I know of the rumoured rebranding and the shite names, before they were just shite, this is shite and makes fuck all sense, unless it's like what Vet Serg says it might be. 



Veteran Sergeant said:


> Probably just refers to the non-line units like Ratlings, Ogryns, etc.
> 
> Just like the Roman Legions were made up of the standard Roman formations, and Auxilia were the rest of the non-citizen units.

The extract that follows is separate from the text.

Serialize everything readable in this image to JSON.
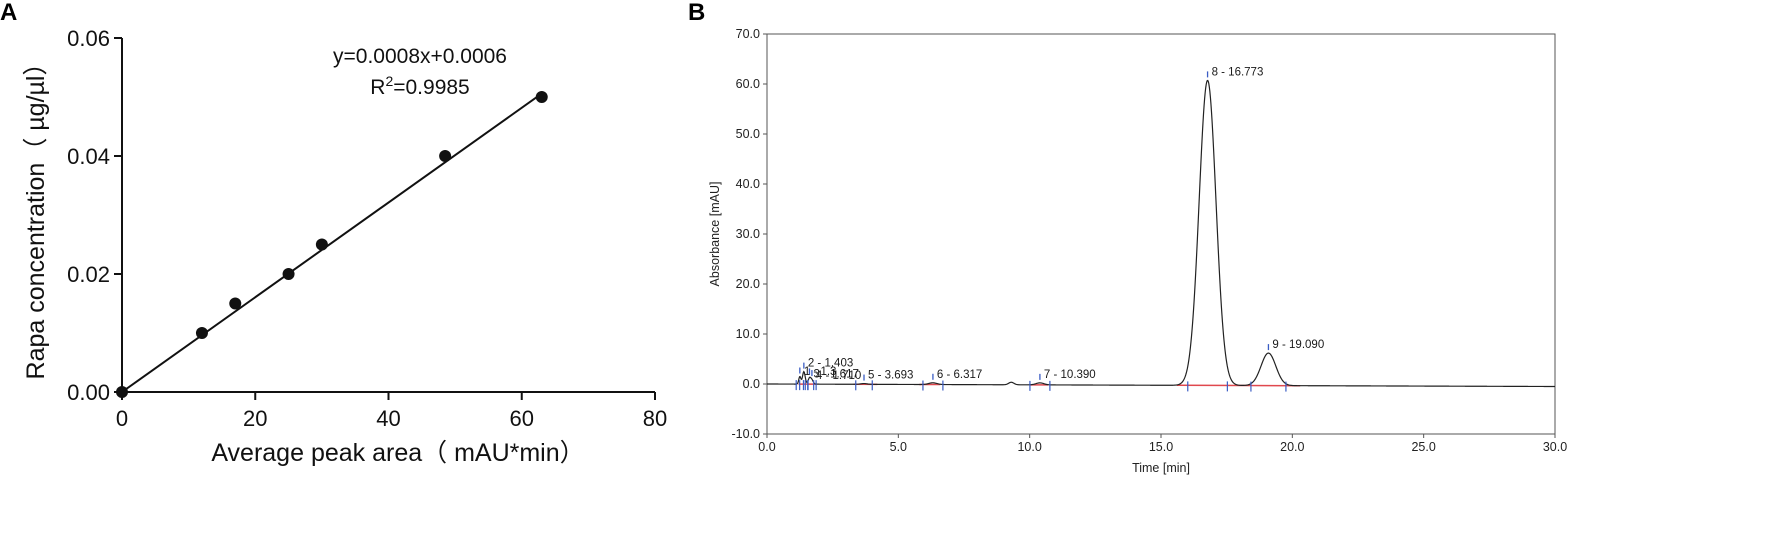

Hopefully this is the case.


----------



## Tawa (Jan 10, 2010)

That just made think of Roman IG.

I quite like that idea as a themed army...... :good:


----------



## venomlust (Feb 9, 2010)

revilo44 said:


> This is already on the main IG rumor thread
> www.heresy-online.net/forums/showthread.php?p=1557673#post1557673


----------



## locustgate (Dec 6, 2009)

Tawa said:


> Apparently it's some shite re-branding of the IG.
> 
> Take some salt with it though


If I took salt with everything my heart would explode.


----------



## Stormxlr (Sep 11, 2013)

Cool always liked the idea of ogryns but they are never mentioned or used anywhere!


----------



## emporershand89 (Jun 11, 2010)

Dude........WICKED!!! Cannot wait!

As far as a new box set I sure do hope they put something out with the new Imperial Guard 6th Edition Codex. It is only a matter of time before they release the rule book and I'm sure they want to boost sales. While Ogryns are certainly interesting it qould be great to have some diversity on the IG units instead of all standard Cadian (which has grown wuite boring really; it has  ).


----------



## Achaylus72 (Apr 30, 2011)

Well if true then i dont need to convert Ogre Kingdoms for my Bonecrusher retinue for Daemon Prince Achaylus Bonecrusher, just build the new Bullgryns as Bonecrushers.

Although i have some salt and bullshit just in case.


----------